Numerically sort clipboard contents

The amount of pages in a manual is rarely an indicator of the power or the usefulness of a tool :wink:
Awk shines when it comes to structured data, or better: data that can be structured. Recognizing fields in an record and then attemptimg to work with the fields (which includes the separators) is always better than treating the separators as mere strings and brute-forcely replacing them via regex. I think.

But, I think, you can achieve the same with Perl without regexes (i.e. only by manipulating separators). Beyond my current Perl knowledge :wink:

Concerning the gawk on macOS, I’m not sure. Most likely macOS has just awk, who knows which version. Have to look it up. I got a related problem here.


Edit:

No, gawk, as expected, comes only when installed via Homebrew or similar. But I don’t know the differences between gawk and awk, and I don’t know if awk/gawk scripts tend to use only the specific implementation (gawk or awk) or if they generously default to the one that is installed. (I have no practice with awk scripting.)

1 Like

To pick up a part of your quote:

If you are like many computer users, you would frequently like to make changes in various text files wherever certain patterns appear, or extract data from parts of certain lines while discarding the rest.

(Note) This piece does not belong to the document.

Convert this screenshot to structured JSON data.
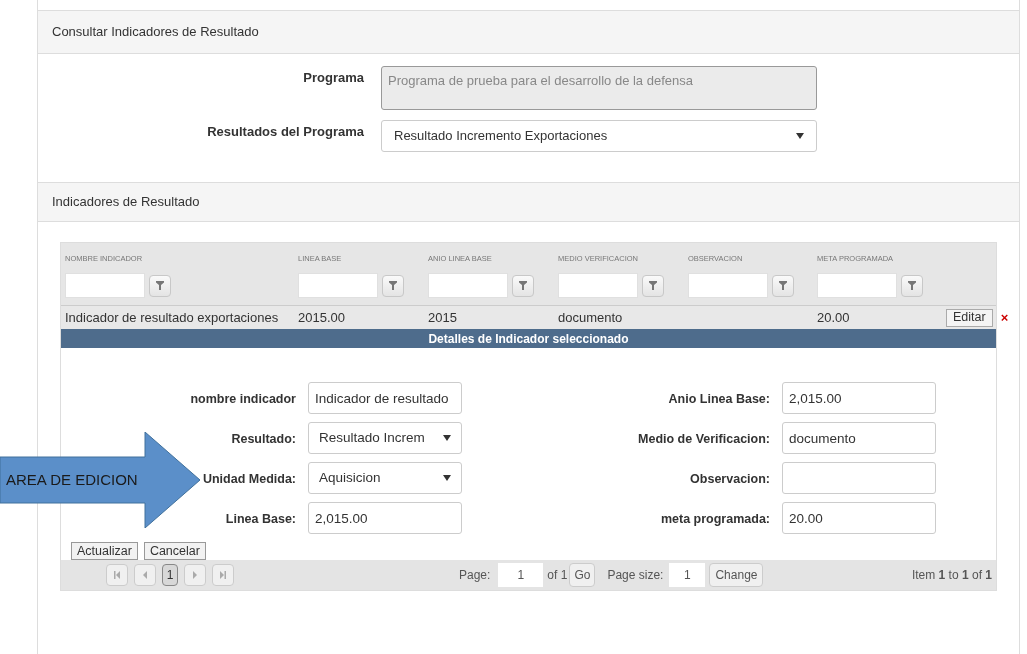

That’s what I meant with “data that can be structured”. I tend to use Awk for that. Although “in general” I prefer Perl for text (not for data) manipulation. But applying regexes while clearly a data structure is present (delimeters, fields, etc.) feels a bit clunky/forced/out-of-place. But I’m sure Perl also has Awk-like capabilities (if not better!) to handle fields and such. I just don’t know them.

1 Like

Yes, I started out (ie, several decades ago) using sed & awk for text processing. But since perl does everything they do and more, I tend to use perl directly instead of sed or awk for most tasks.

For example, a close approximation to @Tom’s:

awk  '$1=$1'  RS="" FS="\n" OFS=", "

Might be something like this:

perl -e 'use English; $OFS = ", "; @F = <>; chomp(@F); print @F'

But in perl you would probably write it more like this:

perl -e '@F = <>; chomp(@F); print join( ", ", @F )'

Basically, sed and awk are very useful tools, but they tend to be limited in what they can do, and when you hit the limit then you have to start again from scratch, which is why I tend to just use perl, which can do the sort of text processing that sed and awk can do, but then extends out to anything else as needed.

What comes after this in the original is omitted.